The terms of trade is a proportion comparing export


and import costs if a country's export costs rise


by a greater rate than its import costs, that


country's terms of trade have favorably improved. If a


country's terms of trade improve, the demand for exports


causes a rise in the currency's value.

The impact of interest rate


differentials on foreign exchange


Differentials in


interest rates are have one of the biggest impacts on


short term movements in foreign-exchange


rates. Higher interest rate currencies have a tendency to


appreciate against lower interest rate currencies, as


investment in securities carrying a higher


interest rate will result in greater returns


that investment in securities with a lower


interest rate. As it's important to buy the


pertinent currency before getting a


security, the demand for this currency pushes the foreign


exchange rate up.

However, this only works if


all other factors between the countries are


equal. If an economic


degradation is expected to


undermine a currency, the interest rate differentials would have


to be exceedingly giant to nullify


the acknowledged exchange rate risk.

This is why central banks may tighten financial policy to forestall downward pressure on currencies.







The


impact of politics on foreign exchange








Political factors may affect the foreign exchange rate in the


short term, as foreign investors withdraw money from a


country in periods of political doubt.


This means election campaigns can be turbulent times in


the foreign exchange market, as one party may be


campaigning for financially irresponsible policies, or policies that


are disagreeable to investors.

Government


interference into the market can also have an effect on foreign exchange rates.

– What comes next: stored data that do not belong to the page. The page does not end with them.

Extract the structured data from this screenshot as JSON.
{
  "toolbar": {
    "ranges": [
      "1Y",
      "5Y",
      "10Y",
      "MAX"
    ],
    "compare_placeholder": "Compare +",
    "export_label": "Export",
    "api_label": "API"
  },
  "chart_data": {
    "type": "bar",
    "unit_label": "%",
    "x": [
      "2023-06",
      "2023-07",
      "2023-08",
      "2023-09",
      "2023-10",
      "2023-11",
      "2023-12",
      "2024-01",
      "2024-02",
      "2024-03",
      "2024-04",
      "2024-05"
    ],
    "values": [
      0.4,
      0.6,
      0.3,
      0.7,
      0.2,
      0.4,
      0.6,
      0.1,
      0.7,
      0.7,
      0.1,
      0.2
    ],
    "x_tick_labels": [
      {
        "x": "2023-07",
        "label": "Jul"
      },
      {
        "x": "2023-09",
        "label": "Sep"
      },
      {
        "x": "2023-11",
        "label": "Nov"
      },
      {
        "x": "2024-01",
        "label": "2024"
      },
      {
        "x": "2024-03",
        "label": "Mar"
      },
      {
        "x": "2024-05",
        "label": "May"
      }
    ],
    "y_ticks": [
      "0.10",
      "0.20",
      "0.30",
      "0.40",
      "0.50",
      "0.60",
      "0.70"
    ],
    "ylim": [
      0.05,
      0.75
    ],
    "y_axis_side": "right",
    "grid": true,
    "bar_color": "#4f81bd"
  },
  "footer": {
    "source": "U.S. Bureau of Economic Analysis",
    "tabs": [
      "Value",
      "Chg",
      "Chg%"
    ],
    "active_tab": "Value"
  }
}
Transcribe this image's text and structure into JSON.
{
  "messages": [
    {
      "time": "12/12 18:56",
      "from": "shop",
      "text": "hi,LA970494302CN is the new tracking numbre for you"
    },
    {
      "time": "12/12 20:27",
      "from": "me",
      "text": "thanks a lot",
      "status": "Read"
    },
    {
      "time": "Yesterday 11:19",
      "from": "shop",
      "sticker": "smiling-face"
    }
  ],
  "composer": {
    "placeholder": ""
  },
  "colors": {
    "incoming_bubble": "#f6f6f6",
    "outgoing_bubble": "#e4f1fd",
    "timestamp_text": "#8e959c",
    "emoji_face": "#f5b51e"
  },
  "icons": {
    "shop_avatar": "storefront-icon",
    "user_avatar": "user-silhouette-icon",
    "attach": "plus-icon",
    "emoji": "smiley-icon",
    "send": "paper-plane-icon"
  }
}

The impact of capital flows on foreign


exchange


The flow of capital


into a country can have a major influence on a currency


rates, particularly if all the other factors are


relatively stable. When investor sentiment favors a


certain economy or industry, capital flows into that economy,


boosting the currency.







To


conclude








Although one can


explain forex rate movements in relation to the economy, politics, rates, etc., it is


simpler to evaluate this retrospectively than it is to prediction


currency exchange rates, as these


factors might be pointing in different directions. The forex trading of both


beginner and experienced traders can gain benefit from reading market analyses written by


forex brokers, who


might be more experienced at interpreting movements


presently taking place in the market.









Remember that CFDs and forex are geared products and may lead to losses that surpass your initial deposit. CFD trading might not be suitable for everyone, so please make sure that you understand completely the risks involved.